You often hear people say they need to lose a couple of pounds.
But you almost never hear anyone say they need to improve their habits.
It is a tendency of most sedentary people to dwell over the numbers on the scale.
While that is common amongst females, some men too experience frustration with their bodyweight.
The number on the scale is one of the things that can momentarily destroy your mood, but the thing is that it does not really say anything.
Weighing yourself and tracking bodyweight strictly should only be done during periods of weight loss.
That is when the goal is to lose fat at a healthy rate of let’s say, up to 1 kg a week.
Does your weight matter?
When it comes to fitness, most people (who usually don’t know anything about fitness), consider the number on the scale to be one of if not the most important aspect of fitness.
Even though it is important to a certain extent, your weight is not really the biggest factor that will determine your fitness.
On the flipside, knowing your weight can be useful when you are calculating for example, your daily food (energy) needs.
Unfortunately, many trainees nowadays fall into the trap of defining their fitness by that number alone.
That is also partially due to the weird modern day standards that imply you should be at a certain weight, given your age, height, etc.
What does the scale NOT tell you?
Okay, by now you should know that the number on the scale is not the only determinant to your fitness, shape and appearance.
The weight is something you should highly pay attention to ONLY if you are a competitive athlete, who’s looking to make a weight class for example.
The thing with the scale is, you step on it and all it does is show you a number, that’s it.
- It does not show what’s behind that number
- It does not show your body fat percentage and body composition
- It does not show how much water you have held
- It does not show whether the lost/gained weight is fat or muscle tissue
- It does not show the improvement in physical capabilities
- It does not show your proportions and how you look
How do you know you’re doing it right?
If you’re slowly and steadily losing weight and don’t feel exhausted and burned out, then you are indeed on the right path.
You can go solely by the feel of it – If the diet doesn’t feel like a torture and if you’re feeling energetic for the most part, you would know that most of the fat lost is from fat and not muscle.
If however, the diet is painful and you regress in terms of strength, then a nutrition tweak is highly considerable.
It’s worth mentioning here that resistance training is recommended for all people who are trying to lose weight.
That is simply because making the musculature work is one of the best things you can do to retain that active tissue.
By retaining and shaping up the muscle mass, you will have a better, more athletic visual appearance, rather than a skinny one.
If, however you’re looking to gain weight, you should be looking for a gradual increase in weight, that is accompanied by an increase in strength and strength endurance.

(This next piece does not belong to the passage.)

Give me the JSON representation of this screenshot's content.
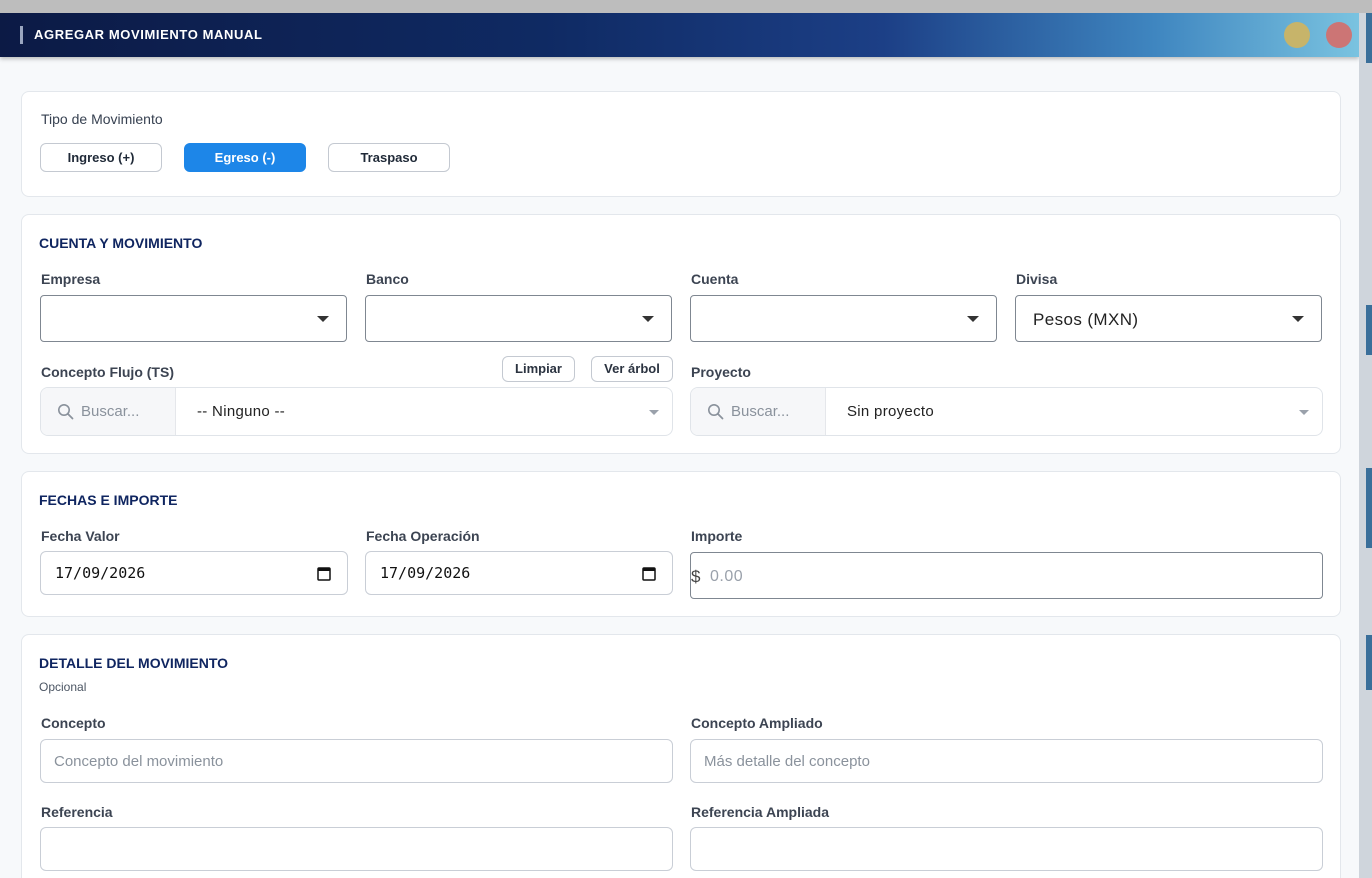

So, we can conclude that the scale doesn’t really show other important aspects of fitness, such as the ratios and proportions of the separate muscle groups.
Nor can it show you for example, how you are doing in terms of strength, exercise execution and cardio endurance.
The truth is you can look TOTALLY different at the same weight.
For example, a woman can look bloated, fat and fluffy at a weight of 60 kilograms.
However, she can also look rock-solid and athletic at that same weight.
That is simply because one of the main factors that will determine the way you look, is the body composition.
In other words, that is the ratio between fat and muscle tissue.
What is the scale good for?
Alright, alright, it sounds like we are giving the scale a bad name – It can ruin your mood, it is useless and it can lead to depression in some cases.
However, just like anything else, the scale too can be properly utilized.
If we combine the scale with other methods of monitoring, we reach a new level of progress.
That is to say that the weight scale should only be a part of the whole monitoring process, which also includes:
- Your body fat levels
- The amount of muscle mass
- Your measurements
- Your overall appearance
- How you feel (!)
The most common mistake when it comes to weighing is… Timing.
Most people don’t know how to weight themselves, which is why the fluctuations in their weight leads to fluctuations in the emotional state.
We need to acknowledge the fact that our weight ALWAYS changes.
Here are practical advices for weighing
- Do your weigh in IN THE MORNING, after going to the bathroom and before eating breakfast (!)
- ALWAYS use the same scale, at the same spot
- ALWAYS place the scale on a flat surface
- If you’re a lady and you’re monitoring during your monthly period, DO NOT take the fluctuations of your weight seriously, as weight retention is completely normal during that week of the month.
- Make sure to adjust training and nutrition in accordance with the results of the monitoring
- Don’t only set a goal weight, but also other goals, such as – Maintaining or increasing strength, improving measurements and last but not least, improving mood
Numbers are just a part of the big game called “getting fit”.
Our goal with this article was to break your paradigm that the weight on the scale is the determining factor for fitness.
Quite frankly, the truth is, it is not!
When thinking about fitness, try and go outside of the box, set different goals and avoid tunnel visioning a lower/higher bodyweight as your main goal!